Injuries and an ageing roster saw the club plummet to claim the wooden spoon in 2011 but it was the failure of the $25 million Centre of Excellence at Robina that sent the club into a tailspin.
By the end of the 2014 season both Cartwright and Searle had been removed from their positions at the club and the scars run so deep that neither will be part of the club's anniversary celebrations this year.
The fallout from the Centre of Excellence debacle was such that it was felt the Gold Coast community would not fully support the Titans until Searle was removed from the club completely, despite the fact that he had campaigned since the removal of the Chargers in 1998 for the Gold Coast to once again have a team to call their own.
"There wasn't a decision that he made in his whole time there that wasn't about what was good for the Gold Coast and what was good for rugby league in the area," Cartwright said of Searle.
"It's really sad for me that he's not still there and involved in a major way because the bottom line is if it wasn't for him it would have been the Central Coast that got accepted that year and the Gold Coast would probably be all AFL now or soccer.
"He was fighting the might of John Singleton and for all money it was going to be the Central Coast no matter what.
"He didn't get involved to make money out of it, it was all about rugby league and it was all about people taking the Gold Coast seriously.
"I hope that's one thing that people take out of what has happened, that there wasn't a decision made that wasn't aimed to make the club successful and to keep an NRL team on the Coast."
As for his own demise, Cartwright says in hindsight he stayed on longer as head coach than he should have and that the way he exited after eight years in charge has left a sour taste that he has not yet been able to rid himself of.

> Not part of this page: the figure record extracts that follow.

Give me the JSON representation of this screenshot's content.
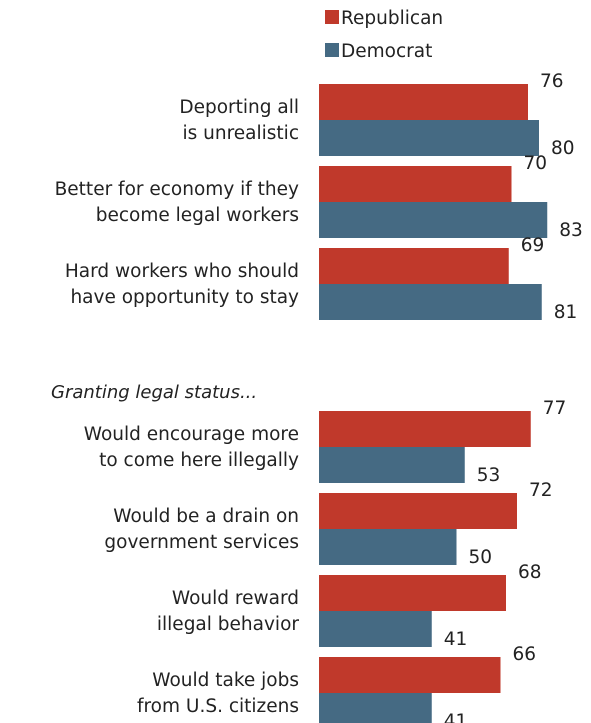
{
  "chart_data": {
    "type": "bar",
    "orientation": "horizontal",
    "legend": [
      {
        "name": "Republican",
        "color": "#c0392b"
      },
      {
        "name": "Democrat",
        "color": "#456a83"
      }
    ],
    "groups": [
      {
        "heading": "",
        "items": [
          {
            "label": [
              "Deporting all",
              "is unrealistic"
            ],
            "values": [
              76,
              80
            ]
          },
          {
            "label": [
              "Better for economy if they",
              "become legal workers"
            ],
            "values": [
              70,
              83
            ]
          },
          {
            "label": [
              "Hard workers who should",
              "have opportunity to stay"
            ],
            "values": [
              69,
              81
            ]
          }
        ]
      },
      {
        "heading": "Granting legal status...",
        "items": [
          {
            "label": [
              "Would encourage more",
              "to come here illegally"
            ],
            "values": [
              77,
              53
            ]
          },
          {
            "label": [
              "Would be a drain on",
              "government services"
            ],
            "values": [
              72,
              50
            ]
          },
          {
            "label": [
              "Would reward",
              "illegal behavior"
            ],
            "values": [
              68,
              41
            ]
          },
          {
            "label": [
              "Would take jobs",
              "from U.S. citizens"
            ],
            "values": [
              66,
              41
            ]
          }
        ]
      }
    ],
    "xlim": [
      0,
      100
    ]
  }
}
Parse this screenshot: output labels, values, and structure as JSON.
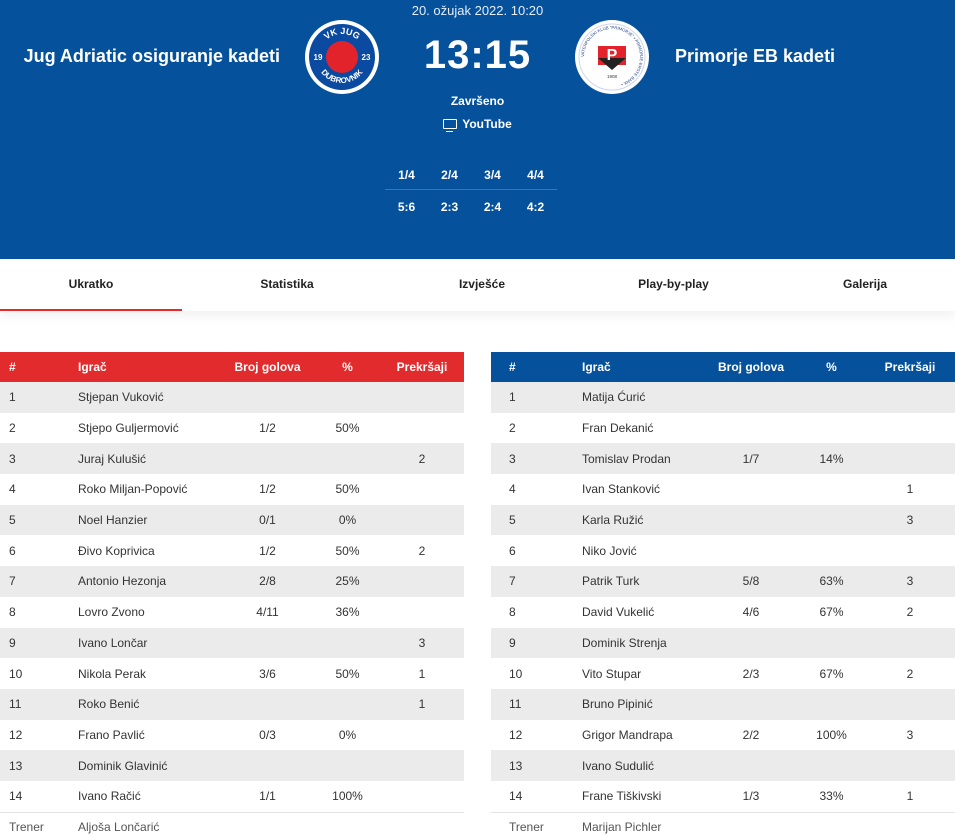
{
  "match": {
    "date": "20. ožujak 2022. 10:20",
    "home_team": "Jug Adriatic osiguranje kadeti",
    "away_team": "Primorje EB kadeti",
    "score": "13:15",
    "status": "Završeno",
    "tv": "YouTube",
    "home_logo_text": {
      "top": "VK JUG",
      "left": "19",
      "right": "23",
      "bottom": "DUBROVNIK"
    },
    "away_logo_text": {
      "ring": "VATERPOLSKI KLUB \"PRIMORJE\" • PRIMORJE-ERSTE BANK •",
      "letter": "P",
      "year": "1908"
    },
    "quarters": {
      "labels": [
        "1/4",
        "2/4",
        "3/4",
        "4/4"
      ],
      "scores": [
        "5:6",
        "2:3",
        "2:4",
        "4:2"
      ]
    }
  },
  "tabs": [
    "Ukratko",
    "Statistika",
    "Izvješće",
    "Play-by-play",
    "Galerija"
  ],
  "columns": [
    "#",
    "Igrač",
    "Broj golova",
    "%",
    "Prekršaji"
  ],
  "home": {
    "players": [
      {
        "num": "1",
        "name": "Stjepan Vuković",
        "goals": "",
        "pct": "",
        "fouls": ""
      },
      {
        "num": "2",
        "name": "Stjepo Guljermović",
        "goals": "1/2",
        "pct": "50%",
        "fouls": ""
      },
      {
        "num": "3",
        "name": "Juraj Kulušić",
        "goals": "",
        "pct": "",
        "fouls": "2"
      },
      {
        "num": "4",
        "name": "Roko Miljan-Popović",
        "goals": "1/2",
        "pct": "50%",
        "fouls": ""
      },
      {
        "num": "5",
        "name": "Noel Hanzier",
        "goals": "0/1",
        "pct": "0%",
        "fouls": ""
      },
      {
        "num": "6",
        "name": "Đivo Koprivica",
        "goals": "1/2",
        "pct": "50%",
        "fouls": "2"
      },
      {
        "num": "7",
        "name": "Antonio Hezonja",
        "goals": "2/8",
        "pct": "25%",
        "fouls": ""
      },
      {
        "num": "8",
        "name": "Lovro Zvono",
        "goals": "4/11",
        "pct": "36%",
        "fouls": ""
      },
      {
        "num": "9",
        "name": "Ivano Lončar",
        "goals": "",
        "pct": "",
        "fouls": "3"
      },
      {
        "num": "10",
        "name": "Nikola Perak",
        "goals": "3/6",
        "pct": "50%",
        "fouls": "1"
      },
      {
        "num": "11",
        "name": "Roko Benić",
        "goals": "",
        "pct": "",
        "fouls": "1"
      },
      {
        "num": "12",
        "name": "Frano Pavlić",
        "goals": "0/3",
        "pct": "0%",
        "fouls": ""
      },
      {
        "num": "13",
        "name": "Dominik Glavinić",
        "goals": "",
        "pct": "",
        "fouls": ""
      },
      {
        "num": "14",
        "name": "Ivano Račić",
        "goals": "1/1",
        "pct": "100%",
        "fouls": ""
      }
    ],
    "coach_label": "Trener",
    "coach": "Aljoša Lončarić"
  },
  "away": {
    "players": [
      {
        "num": "1",
        "name": "Matija Ćurić",
        "goals": "",
        "pct": "",
        "fouls": ""
      },
      {
        "num": "2",
        "name": "Fran Dekanić",
        "goals": "",
        "pct": "",
        "fouls": ""
      },
      {
        "num": "3",
        "name": "Tomislav Prodan",
        "goals": "1/7",
        "pct": "14%",
        "fouls": ""
      },
      {
        "num": "4",
        "name": "Ivan Stanković",
        "goals": "",
        "pct": "",
        "fouls": "1"
      },
      {
        "num": "5",
        "name": "Karla Ružić",
        "goals": "",
        "pct": "",
        "fouls": "3"
      },
      {
        "num": "6",
        "name": "Niko Jović",
        "goals": "",
        "pct": "",
        "fouls": ""
      },
      {
        "num": "7",
        "name": "Patrik Turk",
        "goals": "5/8",
        "pct": "63%",
        "fouls": "3"
      },
      {
        "num": "8",
        "name": "David Vukelić",
        "goals": "4/6",
        "pct": "67%",
        "fouls": "2"
      },
      {
        "num": "9",
        "name": "Dominik Strenja",
        "goals": "",
        "pct": "",
        "fouls": ""
      },
      {
        "num": "10",
        "name": "Vito Stupar",
        "goals": "2/3",
        "pct": "67%",
        "fouls": "2"
      },
      {
        "num": "11",
        "name": "Bruno Pipinić",
        "goals": "",
        "pct": "",
        "fouls": ""
      },
      {
        "num": "12",
        "name": "Grigor Mandrapa",
        "goals": "2/2",
        "pct": "100%",
        "fouls": "3"
      },
      {
        "num": "13",
        "name": "Ivano Sudulić",
        "goals": "",
        "pct": "",
        "fouls": ""
      },
      {
        "num": "14",
        "name": "Frane Tiškivski",
        "goals": "1/3",
        "pct": "33%",
        "fouls": "1"
      }
    ],
    "coach_label": "Trener",
    "coach": "Marijan Pichler"
  },
  "colors": {
    "header_bg": "#05519b",
    "home_accent": "#e22b2d",
    "away_accent": "#05519b",
    "row_stripe": "#ebebeb"
  }
}
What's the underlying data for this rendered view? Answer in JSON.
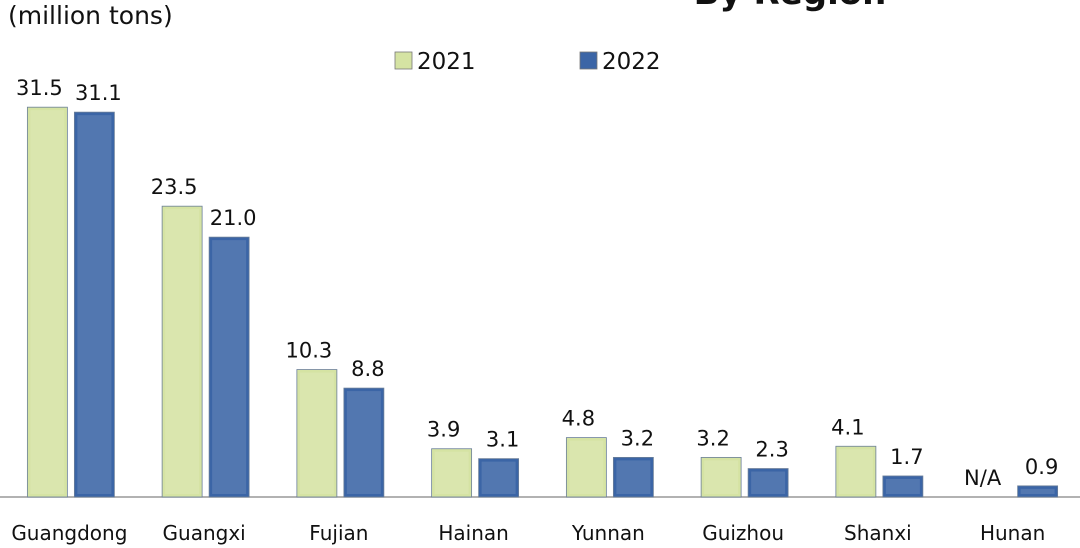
{
  "chart_data": {
    "type": "bar",
    "title": "By Region",
    "subtitle": "(million tons)",
    "categories": [
      "Guangdong",
      "Guangxi",
      "Fujian",
      "Hainan",
      "Yunnan",
      "Guizhou",
      "Shanxi",
      "Hunan"
    ],
    "series": [
      {
        "name": "2021",
        "color": "#d5e3a3",
        "values": [
          31.5,
          23.5,
          10.3,
          3.9,
          4.8,
          3.2,
          4.1,
          null
        ],
        "value_labels": [
          "31.5",
          "23.5",
          "10.3",
          "3.9",
          "4.8",
          "3.2",
          "4.1",
          "N/A"
        ]
      },
      {
        "name": "2022",
        "color": "#3b65a6",
        "values": [
          31.1,
          21.0,
          8.8,
          3.1,
          3.2,
          2.3,
          1.7,
          0.9
        ],
        "value_labels": [
          "31.1",
          "21.0",
          "8.8",
          "3.1",
          "3.2",
          "2.3",
          "1.7",
          "0.9"
        ]
      }
    ],
    "ylim": [
      0,
      40
    ],
    "legend": "top"
  }
}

"When I was asked to leave some things that were promised to me didn't eventuate so that's made it very difficult," said Cartwright, who after working as an assistant coach with the Cowboys during their premiership year in 2015 is in his second season as an assistant coach at Manly.
"I probably should have left a few years earlier when I had an opportunity to go but it was my friendship and loyalty to Mike that I stayed.
"Career-wise I had opportunities to leave and in hindsight I probably should have done that but I'm happy that I didn't.
"Loyalty and friendship are more important."